The snap election has been called by Armenia's acting Prime Minister Nikol Pashinyan to resolve political crisis that started after Armenia's disasterous war with Azerbaijan over Nagorno-Karabakh.

Opinion polls have shown that its a neck-and-neck fight.

On Friday evening supporters of Pashinyan's main rival Robert Kocharyan, including decorated war veterans, massed in the capital's Republic Square waving flags and chanting "Kocharyan!".

This demonstration came just a day after about 20,000 people turned out to support Pashinyan.

The rally for Kocharyan, who was in power between 1998 and 2008 and counts Russian leader Vladimir Putin among his friends, was the last campaign event ahead of the snap parliamentary elections on Sunday.
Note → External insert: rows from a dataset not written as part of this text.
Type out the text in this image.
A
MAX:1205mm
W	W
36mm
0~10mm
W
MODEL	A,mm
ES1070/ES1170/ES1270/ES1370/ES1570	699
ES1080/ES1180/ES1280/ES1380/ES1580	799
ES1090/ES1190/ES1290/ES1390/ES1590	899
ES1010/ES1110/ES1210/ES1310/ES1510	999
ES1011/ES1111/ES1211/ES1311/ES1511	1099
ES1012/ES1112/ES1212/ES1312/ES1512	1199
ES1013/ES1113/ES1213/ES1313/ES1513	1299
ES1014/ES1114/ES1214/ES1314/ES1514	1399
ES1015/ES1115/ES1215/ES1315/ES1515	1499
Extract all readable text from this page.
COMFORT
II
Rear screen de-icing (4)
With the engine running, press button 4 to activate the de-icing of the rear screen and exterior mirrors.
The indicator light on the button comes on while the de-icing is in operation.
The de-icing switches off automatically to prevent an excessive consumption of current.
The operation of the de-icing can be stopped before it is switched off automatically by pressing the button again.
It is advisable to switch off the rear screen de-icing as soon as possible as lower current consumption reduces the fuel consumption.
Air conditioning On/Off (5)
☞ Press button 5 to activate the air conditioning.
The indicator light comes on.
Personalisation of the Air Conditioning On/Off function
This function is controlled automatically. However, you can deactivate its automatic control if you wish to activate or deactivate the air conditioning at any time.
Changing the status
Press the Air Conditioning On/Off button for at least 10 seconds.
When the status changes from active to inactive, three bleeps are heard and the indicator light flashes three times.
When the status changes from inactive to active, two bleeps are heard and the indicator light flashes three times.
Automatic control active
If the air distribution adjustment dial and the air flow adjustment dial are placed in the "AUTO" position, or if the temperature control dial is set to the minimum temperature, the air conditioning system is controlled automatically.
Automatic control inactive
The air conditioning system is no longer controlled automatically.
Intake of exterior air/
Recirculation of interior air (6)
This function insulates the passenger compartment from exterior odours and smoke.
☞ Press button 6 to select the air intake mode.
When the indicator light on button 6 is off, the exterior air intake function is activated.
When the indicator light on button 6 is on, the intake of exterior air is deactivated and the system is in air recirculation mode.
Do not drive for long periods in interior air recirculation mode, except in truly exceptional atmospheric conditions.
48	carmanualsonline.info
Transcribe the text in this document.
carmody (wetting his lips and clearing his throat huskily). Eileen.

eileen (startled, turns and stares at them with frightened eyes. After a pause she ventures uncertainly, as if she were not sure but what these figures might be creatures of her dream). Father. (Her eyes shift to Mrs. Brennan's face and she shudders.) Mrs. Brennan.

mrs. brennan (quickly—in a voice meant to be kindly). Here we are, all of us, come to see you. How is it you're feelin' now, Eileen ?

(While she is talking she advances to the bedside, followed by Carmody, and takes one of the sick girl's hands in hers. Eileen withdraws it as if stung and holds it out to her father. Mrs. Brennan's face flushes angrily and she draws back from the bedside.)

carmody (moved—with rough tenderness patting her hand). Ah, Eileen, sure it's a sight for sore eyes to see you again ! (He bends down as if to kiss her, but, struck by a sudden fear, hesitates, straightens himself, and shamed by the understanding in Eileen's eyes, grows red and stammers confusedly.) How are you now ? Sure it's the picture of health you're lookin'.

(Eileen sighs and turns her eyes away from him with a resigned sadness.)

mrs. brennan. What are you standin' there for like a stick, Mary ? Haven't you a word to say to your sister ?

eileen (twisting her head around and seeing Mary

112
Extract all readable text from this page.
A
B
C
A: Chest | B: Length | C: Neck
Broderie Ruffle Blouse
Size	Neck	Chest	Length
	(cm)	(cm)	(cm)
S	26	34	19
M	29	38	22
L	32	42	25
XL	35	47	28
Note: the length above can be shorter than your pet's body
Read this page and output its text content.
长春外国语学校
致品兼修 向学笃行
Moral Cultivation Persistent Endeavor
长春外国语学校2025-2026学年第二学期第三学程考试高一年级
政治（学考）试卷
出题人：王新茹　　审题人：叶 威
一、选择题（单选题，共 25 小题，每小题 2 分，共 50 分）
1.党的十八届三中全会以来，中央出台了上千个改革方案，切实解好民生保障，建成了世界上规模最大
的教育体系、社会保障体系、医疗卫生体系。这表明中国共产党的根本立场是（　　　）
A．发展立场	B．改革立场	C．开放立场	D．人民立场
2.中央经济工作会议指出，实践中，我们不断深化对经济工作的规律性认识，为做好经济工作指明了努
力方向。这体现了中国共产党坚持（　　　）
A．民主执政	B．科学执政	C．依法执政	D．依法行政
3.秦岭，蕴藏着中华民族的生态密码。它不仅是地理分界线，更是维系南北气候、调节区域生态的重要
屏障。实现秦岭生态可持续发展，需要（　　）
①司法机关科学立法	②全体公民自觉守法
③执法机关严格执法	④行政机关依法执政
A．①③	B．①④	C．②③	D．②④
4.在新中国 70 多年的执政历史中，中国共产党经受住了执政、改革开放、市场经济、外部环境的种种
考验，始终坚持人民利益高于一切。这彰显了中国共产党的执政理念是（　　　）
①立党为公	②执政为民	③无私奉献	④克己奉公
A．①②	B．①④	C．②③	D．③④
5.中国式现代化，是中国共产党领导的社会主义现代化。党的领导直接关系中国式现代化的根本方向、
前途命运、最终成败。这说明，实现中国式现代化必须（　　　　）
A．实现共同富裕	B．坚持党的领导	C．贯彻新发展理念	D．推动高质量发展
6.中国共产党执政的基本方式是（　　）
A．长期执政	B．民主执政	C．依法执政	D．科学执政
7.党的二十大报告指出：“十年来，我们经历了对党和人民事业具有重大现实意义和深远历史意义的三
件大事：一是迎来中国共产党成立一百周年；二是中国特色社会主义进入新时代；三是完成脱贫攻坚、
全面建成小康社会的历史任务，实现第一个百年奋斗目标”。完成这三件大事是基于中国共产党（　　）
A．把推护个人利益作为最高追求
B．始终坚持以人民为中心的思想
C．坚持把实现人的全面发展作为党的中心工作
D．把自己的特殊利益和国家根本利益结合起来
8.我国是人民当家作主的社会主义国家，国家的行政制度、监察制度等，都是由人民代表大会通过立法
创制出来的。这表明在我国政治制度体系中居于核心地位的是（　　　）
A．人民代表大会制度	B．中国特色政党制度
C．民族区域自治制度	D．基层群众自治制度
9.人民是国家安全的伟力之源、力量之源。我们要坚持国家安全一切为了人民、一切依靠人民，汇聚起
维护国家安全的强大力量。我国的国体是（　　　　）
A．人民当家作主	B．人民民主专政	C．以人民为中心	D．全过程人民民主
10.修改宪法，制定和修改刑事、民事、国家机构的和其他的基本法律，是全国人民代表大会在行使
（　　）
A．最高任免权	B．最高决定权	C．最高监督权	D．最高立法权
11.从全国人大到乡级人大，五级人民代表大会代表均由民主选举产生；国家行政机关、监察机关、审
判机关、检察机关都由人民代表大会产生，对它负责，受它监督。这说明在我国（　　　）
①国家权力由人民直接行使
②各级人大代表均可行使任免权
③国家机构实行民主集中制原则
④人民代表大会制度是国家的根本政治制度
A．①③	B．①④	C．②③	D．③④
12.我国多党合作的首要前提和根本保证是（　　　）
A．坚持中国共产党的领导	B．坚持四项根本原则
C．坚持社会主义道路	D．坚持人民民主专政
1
Polls show Pashinyan's party neck-in-neck with  Kocharyan's electoral bloc, and political analysts say the election result is hard to predict.

Many at Friday's rally said they could no longer trust Pashinyan, who came to power in 2018 on pledges to oust old elites but led the small South Caucasus country into a war with arch-enemy Azerbaijan that claimed more than 6,000 lives.

"We lived well when Kocharyan was president," said one supporter, Emma Khachaturyan, 50. She was quoted by news agency AFP.

"Pashinyan is a traitor," she added, referring to the prime minister's controversial agreement that ceded swathes of territory to Azerbaijan after the six-week conflict over the breakaway region of Nagorno-Karabakh last year.

Mger Palyan, a 47-year-old businessman, said Kocharyan, a dollar millionaire who hails from Karabakh, understood the needs of the army.

"I was in the army when he was president. He always worked and was true to his word," Palyan said.
A poll released Friday by MPG, a polling group affiliated with Gallup International Association, showed Kocharyan's bloc leading narrowly with 28.7 percent to 25.2 percent for Pashinyan's party.